++
The Agent
defineAgent and agent.ts — declare the model and Cencori configuration for an agent.
agent/agent.ts is the root of an agent. It default-exports an AgentConfig
built with defineAgent, which declares the model and how the agent talks to
Cencori.
import { defineAgent } from "arcie";
export default defineAgent({
model: "claude-sonnet-4-5",
name: "my-agent",
cencori: {
project: process.env.CENCORI_PROJECT_ID,
billing: { budget: "50.00/month" },
},
});defineAgent validates the config and returns it unchanged. The only hard
requirement is a model — omitting it throws Agent must specify a model.
AgentConfig
interface AgentConfig {
model: string; // required — any model Cencori can route
name?: string;
description?: string; // required for subagents (see below)
cencori?: CencoriConfig;
}| Field | Purpose |
|---|---|
model | The model to run, e.g. claude-sonnet-4-5 or gpt-4o. Cencori routes it to the upstream provider. |
name | A human label; sent as the agent id when a session is created. |
description | What this agent is for. Required for subagents so the orchestrator knows when to delegate. |
cencori | Project, billing, and security configuration. |
CencoriConfig
interface CencoriConfig {
project?: string; // Cencori project id (sent as X-Project-ID)

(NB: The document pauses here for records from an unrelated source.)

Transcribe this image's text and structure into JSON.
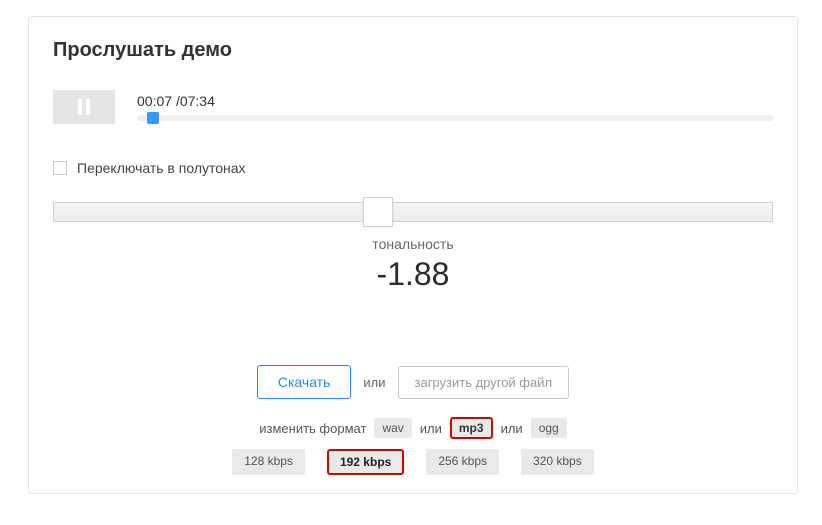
{
  "title": "Прослушать демо",
  "player": {
    "current_time": "00:07",
    "total_time": "07:34",
    "progress_percent": 1.5
  },
  "semitone_checkbox": {
    "checked": false,
    "label": "Переключать в полутонах"
  },
  "tone": {
    "label": "тональность",
    "value": "-1.88",
    "slider_percent": 43
  },
  "actions": {
    "download_label": "Скачать",
    "or_text": "или",
    "upload_label": "загрузить другой файл"
  },
  "format": {
    "change_label": "изменить формат",
    "or_text": "или",
    "options": [
      "wav",
      "mp3",
      "ogg"
    ],
    "selected": "mp3"
  },
  "bitrate": {
    "options": [
      "128 kbps",
      "192 kbps",
      "256 kbps",
      "320 kbps"
    ],
    "selected": "192 kbps"
  }
}
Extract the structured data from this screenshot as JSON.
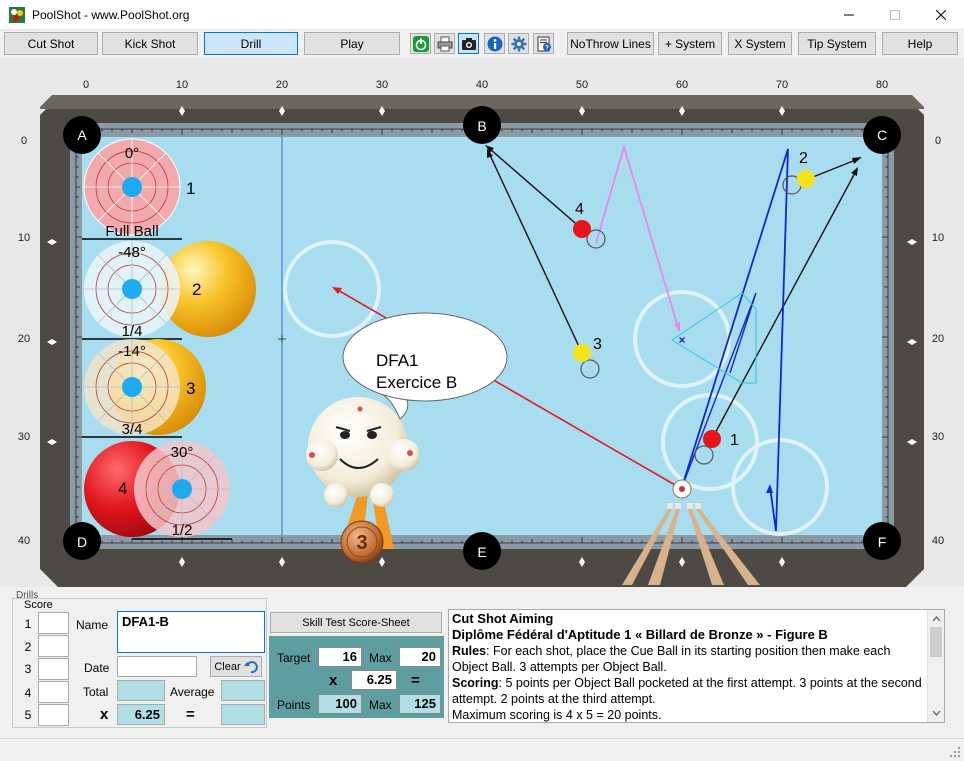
{
  "window": {
    "title": "PoolShot - www.PoolShot.org"
  },
  "toolbar": {
    "buttons": [
      {
        "label": "Cut Shot"
      },
      {
        "label": "Kick Shot"
      },
      {
        "label": "Drill"
      },
      {
        "label": "Play"
      },
      {
        "label": "NoThrow Lines"
      },
      {
        "label": "+ System"
      },
      {
        "label": "X System"
      },
      {
        "label": "Tip System"
      },
      {
        "label": "Help"
      }
    ],
    "active_mode": "Drill",
    "icons": [
      "power-icon",
      "print-icon",
      "camera-icon",
      "info-icon",
      "settings-icon",
      "help-document-icon"
    ]
  },
  "table": {
    "pockets": [
      "A",
      "B",
      "C",
      "D",
      "E",
      "F"
    ],
    "x_ruler": [
      "0",
      "10",
      "20",
      "30",
      "40",
      "50",
      "60",
      "70",
      "80"
    ],
    "y_ruler": [
      "0",
      "10",
      "20",
      "30",
      "40"
    ],
    "balls": [
      {
        "number": "1",
        "color": "#e8141c"
      },
      {
        "number": "2",
        "color": "#f5e21b"
      },
      {
        "number": "3",
        "color": "#f5e21b"
      },
      {
        "number": "4",
        "color": "#e8141c"
      }
    ],
    "aim_guides": [
      {
        "angle": "0°",
        "number": "1",
        "label": "Full Ball"
      },
      {
        "angle": "-48°",
        "number": "2",
        "label": "1/4"
      },
      {
        "angle": "-14°",
        "number": "3",
        "label": "3/4"
      },
      {
        "angle": "30°",
        "number": "4",
        "label": "1/2"
      }
    ],
    "speech_bubble": [
      "DFA1",
      "Exercice B"
    ],
    "medal": "3",
    "colors": {
      "cloth": "#a8ddf0",
      "rail": "#4d4945",
      "red_path": "#e31b23",
      "blue_path": "#1525d6",
      "black_path": "#111111",
      "pink_path": "#f07ef0"
    }
  },
  "drills": {
    "legend": "Drills",
    "score": {
      "legend": "Score",
      "rows": [
        "1",
        "2",
        "3",
        "4",
        "5"
      ],
      "name_label": "Name",
      "name_value": "DFA1-B",
      "date_label": "Date",
      "date_value": "",
      "clear_label": "Clear",
      "total_label": "Total",
      "average_label": "Average",
      "multiplier_sign": "x",
      "multiplier_value": "6.25",
      "equals_sign": "="
    },
    "skill_test": {
      "button_label": "Skill Test Score-Sheet",
      "target_label": "Target",
      "target_value": "16",
      "max_label": "Max",
      "max_value": "20",
      "mult_sign": "x",
      "mult_value": "6.25",
      "eq_sign": "=",
      "points_label": "Points",
      "points_value": "100",
      "points_max_label": "Max",
      "points_max_value": "125"
    },
    "description": {
      "title": "Cut Shot Aiming",
      "subtitle": "Diplôme Fédéral d'Aptitude 1 « Billard de Bronze » - Figure B",
      "rules_label": "Rules",
      "rules_text": ": For each shot, place the Cue Ball in its starting position then make each Object Ball. 3 attempts per Object Ball.",
      "scoring_label": "Scoring",
      "scoring_text": ": 5 points per Object Ball pocketed at the first attempt. 3 points at the second attempt. 2 points at the third attempt.",
      "max_text": "Maximum scoring is 4 x 5 = 20 points."
    }
  }
}
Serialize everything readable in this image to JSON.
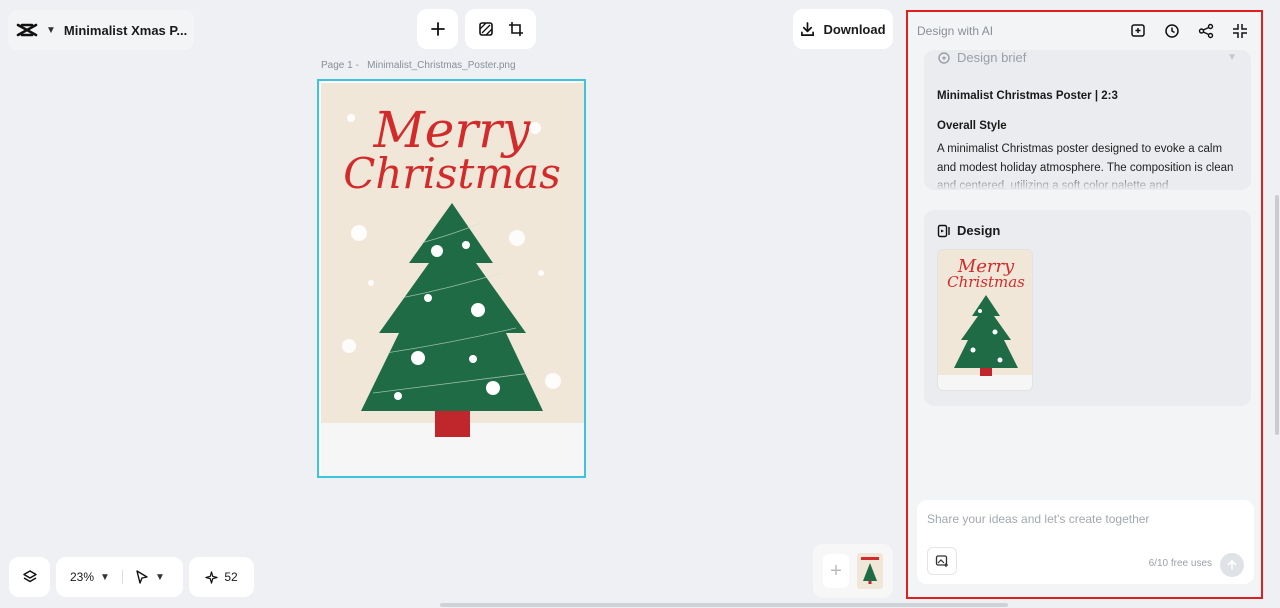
{
  "project": {
    "title": "Minimalist Xmas P..."
  },
  "toolbar": {
    "download_label": "Download"
  },
  "canvas": {
    "page_label": "Page 1 -",
    "file_name": "Minimalist_Christmas_Poster.png",
    "poster_line1": "Merry",
    "poster_line2": "Christmas"
  },
  "bottom": {
    "zoom": "23%",
    "credits": "52"
  },
  "panel": {
    "title": "Design with AI",
    "brief": {
      "heading": "Design brief",
      "subtitle": "Minimalist Christmas Poster | 2:3",
      "style_heading": "Overall Style",
      "text": "A minimalist Christmas poster designed to evoke a calm and modest holiday atmosphere. The composition is clean and centered, utilizing a soft color palette and"
    },
    "design": {
      "heading": "Design",
      "thumb_line1": "Merry",
      "thumb_line2": "Christmas"
    },
    "input": {
      "placeholder": "Share your ideas and let's create together",
      "uses": "6/10 free uses"
    }
  },
  "colors": {
    "accent_red": "#d22b2b",
    "tree_green": "#1f6b45",
    "selection": "#3cc3e0",
    "panel_border": "#e0201e"
  }
}
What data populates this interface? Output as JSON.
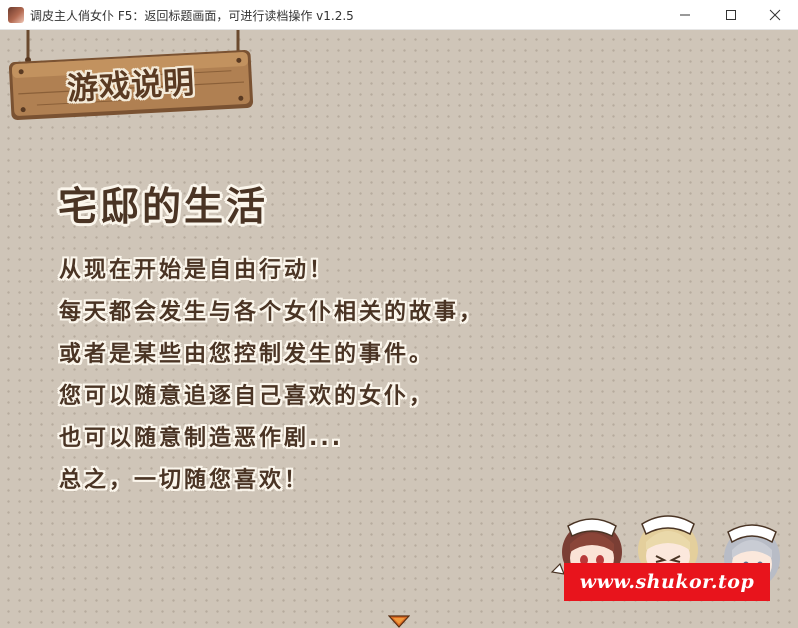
{
  "window": {
    "title": "调皮主人俏女仆    F5：返回标题画面，可进行读档操作 v1.2.5",
    "controls": [
      "minimize",
      "maximize",
      "close"
    ]
  },
  "sign": {
    "label": "游戏说明"
  },
  "content": {
    "heading": "宅邸的生活",
    "lines": [
      "从现在开始是自由行动！",
      "每天都会发生与各个女仆相关的故事，",
      "或者是某些由您控制发生的事件。",
      "您可以随意追逐自己喜欢的女仆，",
      "也可以随意制造恶作剧...",
      "总之，一切随您喜欢！"
    ]
  },
  "watermark": {
    "text": "www.shukor.top"
  },
  "icons": {
    "app": "app-icon",
    "next": "next-page-arrow-icon"
  },
  "colors": {
    "background": "#cfc5b8",
    "text": "#4a3424",
    "text_outline": "#fbf6ec",
    "sign_wood": "#a9784a",
    "watermark": "#e8141c"
  }
}
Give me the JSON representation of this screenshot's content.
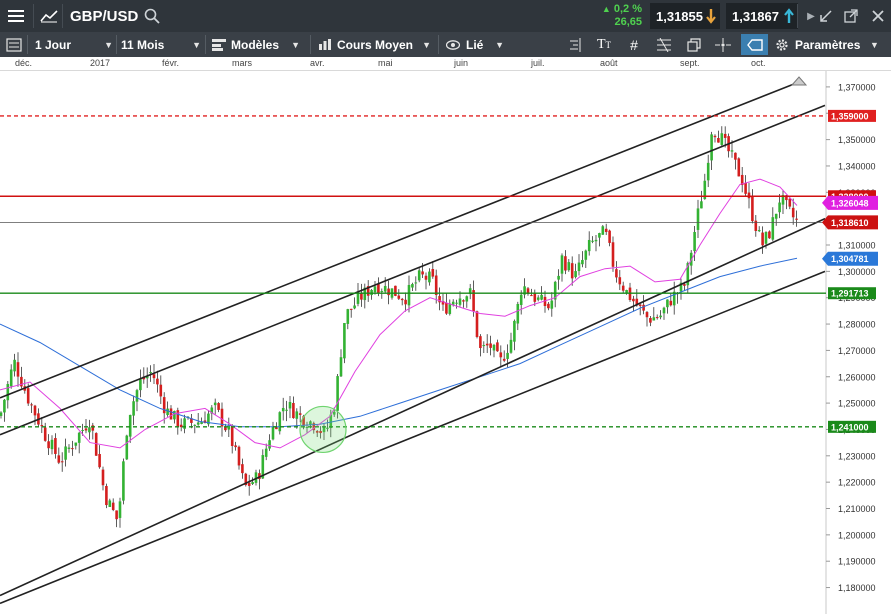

apiKey?: string; // overrides CENCORI_API_KEY
billing?: {
budget?: string; // e.g. "50.00/month"
endUserMarkup?: number; // markup for end-user billing
};
security?: {
policy?: "strict" | "standard" | "permissive";
};
}The cencori block is how an agent inherits Cencori's production features —
billing limits, security policy, and project-scoped routing. See
Cencori integration for the full picture.
If agent.ts is missing or fails to load, Zett falls back to a default config of
{ model: "gpt-4o" }. Always commit an explicit agent.ts.